Jay Cantor explores this notion in his book Forgiving the Angel, which is comprised of four related fictional stories surrounding the life of Franz Kafka.  Whereas Dylan’s and Ruth’s legends might equal their relative fame as songwriter and athlete, Kafka’s legend might actually surpass his fame as a writer.  In fact, when I began typing his last name into my google search bar, the first recommended result was the word “Kafkaesque” (also included in the MS Word lexicon, as it has not received the red squiggly underline), a word used to describe something with absurd, usually confusing, complexity.

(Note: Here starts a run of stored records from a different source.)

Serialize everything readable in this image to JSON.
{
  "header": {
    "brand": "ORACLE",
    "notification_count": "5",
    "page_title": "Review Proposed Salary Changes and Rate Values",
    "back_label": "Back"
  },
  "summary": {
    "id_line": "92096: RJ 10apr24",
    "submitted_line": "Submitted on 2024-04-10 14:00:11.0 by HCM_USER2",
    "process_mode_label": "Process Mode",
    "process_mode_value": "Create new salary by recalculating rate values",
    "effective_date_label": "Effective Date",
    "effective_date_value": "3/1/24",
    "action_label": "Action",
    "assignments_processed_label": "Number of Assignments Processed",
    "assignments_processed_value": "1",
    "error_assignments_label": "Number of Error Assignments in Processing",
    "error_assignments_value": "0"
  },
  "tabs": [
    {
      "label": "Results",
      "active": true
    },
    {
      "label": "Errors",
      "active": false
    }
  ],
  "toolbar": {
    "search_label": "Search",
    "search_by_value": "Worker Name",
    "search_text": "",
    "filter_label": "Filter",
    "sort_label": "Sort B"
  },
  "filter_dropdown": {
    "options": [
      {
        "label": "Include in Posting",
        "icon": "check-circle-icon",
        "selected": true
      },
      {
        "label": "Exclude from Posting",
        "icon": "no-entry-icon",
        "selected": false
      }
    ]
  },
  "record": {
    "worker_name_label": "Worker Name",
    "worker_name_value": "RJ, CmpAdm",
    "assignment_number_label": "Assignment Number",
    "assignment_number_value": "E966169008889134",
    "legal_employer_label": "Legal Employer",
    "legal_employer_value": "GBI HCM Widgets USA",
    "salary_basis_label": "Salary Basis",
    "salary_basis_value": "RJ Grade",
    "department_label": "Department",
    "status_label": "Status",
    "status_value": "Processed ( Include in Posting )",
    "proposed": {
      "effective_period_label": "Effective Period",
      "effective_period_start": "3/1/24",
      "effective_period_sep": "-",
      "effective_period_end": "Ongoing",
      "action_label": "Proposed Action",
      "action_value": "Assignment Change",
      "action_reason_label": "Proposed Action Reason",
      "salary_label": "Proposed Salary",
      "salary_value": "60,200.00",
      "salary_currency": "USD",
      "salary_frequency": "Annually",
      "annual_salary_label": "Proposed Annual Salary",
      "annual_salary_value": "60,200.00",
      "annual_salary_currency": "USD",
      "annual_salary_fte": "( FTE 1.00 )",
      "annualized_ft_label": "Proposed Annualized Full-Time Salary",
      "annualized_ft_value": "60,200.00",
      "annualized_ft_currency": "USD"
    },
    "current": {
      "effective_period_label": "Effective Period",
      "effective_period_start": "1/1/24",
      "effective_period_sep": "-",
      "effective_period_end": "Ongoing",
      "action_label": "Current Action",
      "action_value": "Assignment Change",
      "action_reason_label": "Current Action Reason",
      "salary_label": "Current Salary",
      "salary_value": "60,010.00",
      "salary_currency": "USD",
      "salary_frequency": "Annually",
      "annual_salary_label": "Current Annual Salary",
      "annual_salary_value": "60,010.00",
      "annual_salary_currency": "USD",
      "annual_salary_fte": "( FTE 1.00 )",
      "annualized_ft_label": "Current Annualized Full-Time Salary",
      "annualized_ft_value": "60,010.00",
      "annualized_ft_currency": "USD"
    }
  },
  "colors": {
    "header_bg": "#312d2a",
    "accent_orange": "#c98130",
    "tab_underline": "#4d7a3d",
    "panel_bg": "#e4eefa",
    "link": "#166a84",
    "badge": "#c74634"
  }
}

Forgiving the Angel is not Kafkaesque, nor is it even really about Kafka himself; rather, it is a set of stories that simply take place in the world of Franz Kafka—the world that has influenced his life and likewise he has influenced. The stories in Cantor’s book are about confronting and coming to terms with the simultaneously beautiful and harsh realities of the world, surviving pain by holding on to that which gives us comfort.  They are much more than the “seeking God in a Godless world” cliché. The book’s sensitivity to the world we share through time and space give these four simple stories immense depth.

In the title story, Cantor’s theme is no more implicit than when the character Franz Kafka explains to his friend Max Brod how he is coming to terms with his impending death and his relationship with God when he says,

“If He employed an Angel [of death] who rejoiced in vengeance, humanity wouldn’t have lasted an instant. Instead, God chose an Angel of the greatest sensitivity, one who feels every death to the core of his being.  So we shouldn’t begrudge the Angel the momentary distraction he gets from tormenting us.  Of course, he takes a little revenge on us, too. After all, isn’t it the man himself who forced the Angel to do this hateful thing by being unfit for life?”

Maybe Kafka’s reflection is Kafkaesque, and maybe too is Max Brod’s own conflict in the story when he rejects his good friend’s dying wish to burn all of his friend’s work after he dies because of how important Brod believes this work to be to the world. Maybe these notions are Kafkaesque because they seem so after reflection, but they do not feel Kafkaesque; rather, they just feel like conflicts.

And maybe that’s Cantor’s point.

When we read Kafka or any other novel that emphasizes the absurd depictions of reality, we accept what we are reading as something “Kafkaesque” and so, subconsciously, place is at a certain distance, as if saying to ourselves, “Well, that’s Kafka for you.” But if we read of seemingly honest inner conflicts like Max Brod’s dilemma between his commitment to his best friend or his commitment to art (“Forgiving the Angel”), Abraham’s wish to fulfill his God’s commandments when he does not understand what his God is actually commanding (“A Lost Story By Franz Kafka”), Ludwig Lask’s wish to reconnect with the daughter he was separated from before he was sent to Stalin’s work camps (“Lusk and Marriane”), and Eva and Milena’s creation of love for one another inside a concentration camp just to give each something to live for (“Milena Jasenska”) inside the context of a world that includes Franz Kafka, even if just on the periphery of most of the stories, we might see that all conflicts are somewhat absurd, confusing, and deeply complex, i.e. Kafkaesque.

Or maybe not.  Maybe Jay Cantor just wanted to write some meaningful fiction in the world of one of his own literary heroes, and I’m being an over-analytic douche.  Oh well. If you made it this far in the review, it’s too late for you—you will just have to go into reading Forgiving the Angel with the notion of my analysis grilling in the back of your brain-oven.  Hopefully, though, that would turn out to be a good thing and make the whole experience a little tastier.